At Windjana Gorge we saw hundreds of freshwater crocodiles slide out of the murky dry-season waterhole to sunbake on the sandy riverbank. They were greenish brown, scaly and leathery, with long snouts that tapered at the end and identified them as freshwater crocodiles. Freshwater crocodiles, unlike their saltwater cousins, pose little threat to people. Although saltwater crocodiles can live in fresh water just as well as they can in the ocean, there was no way that they could navigate the waterfalls and escarpments to get this far inland. Nor could they survive the dry season, when many of the creeks and waterholes dried up. It was hard to believe so many of the freshwater crocodiles could survive in such a small body of water. At night we gathered a gang of kids from the communal campfire and took them into the gorge with torches. James had been spotlighting before and showed us how to look directly down the beam of their torch and see the crocodiles’ eyes reflect it back, shining like red Christmas lights. High-pitched squeals were soon echoing around the gorge.
Just past the Windjana Gorge turn-off, a sandwich board on the side of the road announced that a Snack Stop was open. A dirt track ran beside the Lennard River and a caravan was set up at the highest point of the bank. The man in the caravan was in his mid-sixties, small and compact with a grey beard that ended in a sharp point at his chin and drew my eye directly to the hole in his trachea.
He opened a sliding window to hand out my tea, placing the cup on a shelf attached to the outside of the van. On the shelf sat a sugar jar, a mug full of teaspoons and a tub of sweet biscuits that he picked up and rattled vigorou
sly as if to say ‘help yourself’.
When everyone had been served, he came out of the van and walked over to a small telescope mounted on a tripod on the edge of the high river bank. He shifted his cigarette into his left hand and placed a stained finger firmly on the open hole in the centre of his throat.
‘Here, come and have a look at this’, he rasped. ‘There’s a young male croc on the bank over there.’
I bent to look through the telescope. There he was, perfectly framed in the centre of my gaze, lying on the sandy bank on the other side of the river.
‘How do you know it’s a male?’
He grinned at me. I’d just walked into his trap and he was delighted. He put his hand back up to his throat. ‘Because it’s got its bloody mouth shut!’ he cackled.
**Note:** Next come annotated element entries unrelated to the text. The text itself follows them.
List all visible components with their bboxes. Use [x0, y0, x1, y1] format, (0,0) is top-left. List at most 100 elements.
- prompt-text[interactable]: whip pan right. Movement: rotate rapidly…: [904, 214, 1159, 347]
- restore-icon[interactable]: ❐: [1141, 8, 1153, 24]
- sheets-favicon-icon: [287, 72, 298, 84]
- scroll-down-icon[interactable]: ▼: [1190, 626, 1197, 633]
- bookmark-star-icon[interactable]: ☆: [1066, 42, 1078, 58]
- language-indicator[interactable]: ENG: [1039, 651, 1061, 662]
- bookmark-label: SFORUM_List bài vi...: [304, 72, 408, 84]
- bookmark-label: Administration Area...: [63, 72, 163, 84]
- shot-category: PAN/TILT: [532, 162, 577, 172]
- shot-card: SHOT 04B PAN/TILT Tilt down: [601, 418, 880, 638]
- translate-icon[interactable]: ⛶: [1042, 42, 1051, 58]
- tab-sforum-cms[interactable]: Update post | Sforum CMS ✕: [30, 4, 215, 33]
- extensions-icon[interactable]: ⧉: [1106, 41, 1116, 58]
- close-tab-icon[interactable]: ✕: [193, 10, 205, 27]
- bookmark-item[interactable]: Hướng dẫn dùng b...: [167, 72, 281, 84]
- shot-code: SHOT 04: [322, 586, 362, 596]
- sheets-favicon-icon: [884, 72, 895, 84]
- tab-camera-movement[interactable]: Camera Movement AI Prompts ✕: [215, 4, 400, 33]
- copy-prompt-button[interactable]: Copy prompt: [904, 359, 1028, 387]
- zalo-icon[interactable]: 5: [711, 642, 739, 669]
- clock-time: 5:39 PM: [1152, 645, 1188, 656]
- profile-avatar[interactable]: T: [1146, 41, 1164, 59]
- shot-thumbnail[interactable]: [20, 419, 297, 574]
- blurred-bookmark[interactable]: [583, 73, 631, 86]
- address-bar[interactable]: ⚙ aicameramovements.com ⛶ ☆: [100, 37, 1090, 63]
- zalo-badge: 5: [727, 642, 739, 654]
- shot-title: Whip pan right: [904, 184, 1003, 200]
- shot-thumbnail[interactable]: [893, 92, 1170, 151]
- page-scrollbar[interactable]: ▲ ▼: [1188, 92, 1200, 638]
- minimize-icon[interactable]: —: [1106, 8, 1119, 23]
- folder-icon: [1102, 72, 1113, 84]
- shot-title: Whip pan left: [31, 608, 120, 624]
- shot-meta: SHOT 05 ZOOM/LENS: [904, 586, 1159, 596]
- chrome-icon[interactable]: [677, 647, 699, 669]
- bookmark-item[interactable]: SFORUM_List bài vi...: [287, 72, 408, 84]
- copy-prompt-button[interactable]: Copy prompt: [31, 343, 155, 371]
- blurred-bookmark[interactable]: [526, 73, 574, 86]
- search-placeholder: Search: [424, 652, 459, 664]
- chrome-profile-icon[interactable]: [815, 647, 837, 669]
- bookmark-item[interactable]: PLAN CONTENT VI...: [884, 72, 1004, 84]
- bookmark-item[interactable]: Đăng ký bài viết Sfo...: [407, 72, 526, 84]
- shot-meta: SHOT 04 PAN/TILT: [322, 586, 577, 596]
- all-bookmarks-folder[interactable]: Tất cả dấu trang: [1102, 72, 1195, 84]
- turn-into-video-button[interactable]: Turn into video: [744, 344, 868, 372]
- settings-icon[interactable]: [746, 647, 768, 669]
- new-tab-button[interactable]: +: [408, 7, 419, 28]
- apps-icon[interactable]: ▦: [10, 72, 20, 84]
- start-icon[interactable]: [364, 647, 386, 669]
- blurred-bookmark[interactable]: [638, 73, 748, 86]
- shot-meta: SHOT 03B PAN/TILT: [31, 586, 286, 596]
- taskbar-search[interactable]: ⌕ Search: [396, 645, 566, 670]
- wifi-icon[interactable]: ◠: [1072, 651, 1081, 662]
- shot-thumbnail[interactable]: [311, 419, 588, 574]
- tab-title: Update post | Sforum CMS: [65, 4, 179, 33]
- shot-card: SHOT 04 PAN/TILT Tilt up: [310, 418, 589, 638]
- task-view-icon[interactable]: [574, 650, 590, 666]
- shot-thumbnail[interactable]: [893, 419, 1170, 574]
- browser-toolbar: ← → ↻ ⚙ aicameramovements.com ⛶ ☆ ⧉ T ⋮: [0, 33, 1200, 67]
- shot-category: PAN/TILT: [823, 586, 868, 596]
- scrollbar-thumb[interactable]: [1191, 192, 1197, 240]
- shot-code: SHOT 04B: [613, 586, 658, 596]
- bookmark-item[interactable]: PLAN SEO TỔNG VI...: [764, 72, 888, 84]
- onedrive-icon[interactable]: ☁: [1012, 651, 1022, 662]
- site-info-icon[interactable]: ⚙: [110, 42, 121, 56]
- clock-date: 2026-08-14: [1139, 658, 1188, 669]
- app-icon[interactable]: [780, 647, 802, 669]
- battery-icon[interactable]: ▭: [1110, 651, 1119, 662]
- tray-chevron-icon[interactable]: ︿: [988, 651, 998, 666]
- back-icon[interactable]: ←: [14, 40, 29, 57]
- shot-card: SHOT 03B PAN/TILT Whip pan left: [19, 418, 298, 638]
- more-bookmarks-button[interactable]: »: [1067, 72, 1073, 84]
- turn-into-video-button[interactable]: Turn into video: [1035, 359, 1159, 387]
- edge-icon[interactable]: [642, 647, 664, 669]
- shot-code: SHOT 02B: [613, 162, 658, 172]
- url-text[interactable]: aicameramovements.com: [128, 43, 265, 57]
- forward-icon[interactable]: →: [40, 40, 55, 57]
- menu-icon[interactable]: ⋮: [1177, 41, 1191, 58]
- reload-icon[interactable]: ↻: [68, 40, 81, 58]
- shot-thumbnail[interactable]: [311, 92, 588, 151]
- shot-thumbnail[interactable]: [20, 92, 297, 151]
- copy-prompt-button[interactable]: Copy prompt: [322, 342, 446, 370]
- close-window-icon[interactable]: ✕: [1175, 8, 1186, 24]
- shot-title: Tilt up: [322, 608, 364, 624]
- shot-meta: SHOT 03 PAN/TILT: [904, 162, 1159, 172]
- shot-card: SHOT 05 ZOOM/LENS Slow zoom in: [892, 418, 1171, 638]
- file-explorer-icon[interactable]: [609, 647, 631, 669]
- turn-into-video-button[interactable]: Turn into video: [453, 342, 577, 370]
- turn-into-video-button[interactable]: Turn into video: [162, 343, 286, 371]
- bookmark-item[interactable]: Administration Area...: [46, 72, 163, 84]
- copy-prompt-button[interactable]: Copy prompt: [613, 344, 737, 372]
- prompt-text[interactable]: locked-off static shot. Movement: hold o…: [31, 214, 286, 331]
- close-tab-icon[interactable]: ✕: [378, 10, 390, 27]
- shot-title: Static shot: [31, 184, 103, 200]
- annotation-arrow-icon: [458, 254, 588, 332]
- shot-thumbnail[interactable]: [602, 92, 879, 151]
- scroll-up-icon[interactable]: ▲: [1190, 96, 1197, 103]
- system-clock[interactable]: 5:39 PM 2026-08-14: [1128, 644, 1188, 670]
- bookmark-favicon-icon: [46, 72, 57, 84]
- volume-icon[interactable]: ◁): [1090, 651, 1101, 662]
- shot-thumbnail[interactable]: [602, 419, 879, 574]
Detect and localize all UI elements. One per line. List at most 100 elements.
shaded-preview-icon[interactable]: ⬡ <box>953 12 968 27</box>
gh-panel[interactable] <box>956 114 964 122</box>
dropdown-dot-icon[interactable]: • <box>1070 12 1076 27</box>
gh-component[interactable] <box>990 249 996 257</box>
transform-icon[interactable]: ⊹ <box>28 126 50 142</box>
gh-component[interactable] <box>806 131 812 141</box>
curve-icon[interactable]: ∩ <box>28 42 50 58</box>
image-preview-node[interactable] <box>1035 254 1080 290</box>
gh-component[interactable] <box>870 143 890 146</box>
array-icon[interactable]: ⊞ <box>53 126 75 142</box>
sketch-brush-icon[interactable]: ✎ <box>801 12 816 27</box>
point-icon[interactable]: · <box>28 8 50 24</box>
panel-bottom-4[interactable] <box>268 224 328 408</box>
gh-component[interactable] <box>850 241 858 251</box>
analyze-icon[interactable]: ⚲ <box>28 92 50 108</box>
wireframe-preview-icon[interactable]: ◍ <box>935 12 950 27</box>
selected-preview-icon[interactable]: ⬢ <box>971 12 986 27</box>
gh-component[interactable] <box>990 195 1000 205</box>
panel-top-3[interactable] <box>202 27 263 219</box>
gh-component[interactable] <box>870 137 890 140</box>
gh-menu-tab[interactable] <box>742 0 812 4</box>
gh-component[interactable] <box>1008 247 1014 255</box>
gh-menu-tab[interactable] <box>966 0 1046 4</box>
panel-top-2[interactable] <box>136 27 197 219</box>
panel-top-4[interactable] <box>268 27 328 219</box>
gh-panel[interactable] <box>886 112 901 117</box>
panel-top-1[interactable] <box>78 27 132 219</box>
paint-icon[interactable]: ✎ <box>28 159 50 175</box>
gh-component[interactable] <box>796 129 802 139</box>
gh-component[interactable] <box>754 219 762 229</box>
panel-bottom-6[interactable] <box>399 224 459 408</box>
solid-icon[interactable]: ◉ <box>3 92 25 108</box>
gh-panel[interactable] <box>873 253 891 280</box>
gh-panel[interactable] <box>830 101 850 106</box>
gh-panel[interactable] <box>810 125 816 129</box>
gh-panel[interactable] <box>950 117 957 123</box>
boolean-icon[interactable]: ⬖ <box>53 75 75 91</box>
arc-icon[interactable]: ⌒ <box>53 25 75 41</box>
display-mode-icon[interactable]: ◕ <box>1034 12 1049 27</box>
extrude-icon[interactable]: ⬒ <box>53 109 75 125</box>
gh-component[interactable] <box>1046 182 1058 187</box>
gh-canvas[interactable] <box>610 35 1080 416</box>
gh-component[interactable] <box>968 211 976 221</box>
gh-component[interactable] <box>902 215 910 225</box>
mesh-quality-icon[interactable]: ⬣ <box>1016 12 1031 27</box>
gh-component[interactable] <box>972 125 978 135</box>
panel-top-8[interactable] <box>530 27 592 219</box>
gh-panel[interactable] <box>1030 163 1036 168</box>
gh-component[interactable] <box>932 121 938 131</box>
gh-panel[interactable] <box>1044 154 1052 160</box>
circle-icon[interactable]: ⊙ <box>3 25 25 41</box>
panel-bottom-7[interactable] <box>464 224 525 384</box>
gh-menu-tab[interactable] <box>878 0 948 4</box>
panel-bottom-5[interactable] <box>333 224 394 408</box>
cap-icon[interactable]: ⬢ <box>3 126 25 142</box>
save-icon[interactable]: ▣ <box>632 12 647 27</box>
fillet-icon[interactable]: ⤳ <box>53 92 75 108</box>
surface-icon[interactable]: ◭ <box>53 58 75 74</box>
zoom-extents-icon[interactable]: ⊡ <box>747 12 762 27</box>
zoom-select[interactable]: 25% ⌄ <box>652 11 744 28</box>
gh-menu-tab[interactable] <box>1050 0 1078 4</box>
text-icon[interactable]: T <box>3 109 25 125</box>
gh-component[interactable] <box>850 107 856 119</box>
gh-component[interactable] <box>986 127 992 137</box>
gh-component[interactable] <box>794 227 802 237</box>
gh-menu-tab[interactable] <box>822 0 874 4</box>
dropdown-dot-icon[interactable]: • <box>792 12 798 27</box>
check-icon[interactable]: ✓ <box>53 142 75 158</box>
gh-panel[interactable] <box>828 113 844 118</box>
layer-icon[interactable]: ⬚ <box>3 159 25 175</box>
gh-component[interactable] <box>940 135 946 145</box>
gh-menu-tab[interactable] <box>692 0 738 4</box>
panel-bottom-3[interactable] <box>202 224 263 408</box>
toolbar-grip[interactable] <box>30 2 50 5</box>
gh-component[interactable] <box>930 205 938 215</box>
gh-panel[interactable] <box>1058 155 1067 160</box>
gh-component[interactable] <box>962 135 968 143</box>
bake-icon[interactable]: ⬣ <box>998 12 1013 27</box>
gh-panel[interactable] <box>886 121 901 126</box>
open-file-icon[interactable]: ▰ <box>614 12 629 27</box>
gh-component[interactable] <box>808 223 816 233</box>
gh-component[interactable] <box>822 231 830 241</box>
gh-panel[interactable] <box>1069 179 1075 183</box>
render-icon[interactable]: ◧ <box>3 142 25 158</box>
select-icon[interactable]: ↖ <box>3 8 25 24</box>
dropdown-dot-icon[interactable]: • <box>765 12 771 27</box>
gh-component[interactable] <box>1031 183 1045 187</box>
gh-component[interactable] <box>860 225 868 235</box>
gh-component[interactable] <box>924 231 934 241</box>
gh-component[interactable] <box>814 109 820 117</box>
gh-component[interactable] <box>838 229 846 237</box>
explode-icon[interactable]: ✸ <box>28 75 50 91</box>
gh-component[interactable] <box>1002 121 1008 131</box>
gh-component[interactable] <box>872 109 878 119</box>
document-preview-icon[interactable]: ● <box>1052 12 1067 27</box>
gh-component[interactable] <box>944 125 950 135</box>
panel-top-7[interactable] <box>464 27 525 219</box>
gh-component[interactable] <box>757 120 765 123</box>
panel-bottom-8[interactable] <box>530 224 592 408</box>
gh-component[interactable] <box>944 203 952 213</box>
We lingered on the Gibb for days. At Lennard Gorge we followed an unmarked track through high grass to the edge of a crevice that hid a narrow gorge with waterfalls at one end. Piles of rocks placed there by other travellers marked a safe path down the side of the steep cliff. At the bottom we threw ourselves, hot and sweaty, into the cool water. The boys shrieked with pleasure and a grey water monitor slid from its warm rock ledge into the water without leaving a ripple.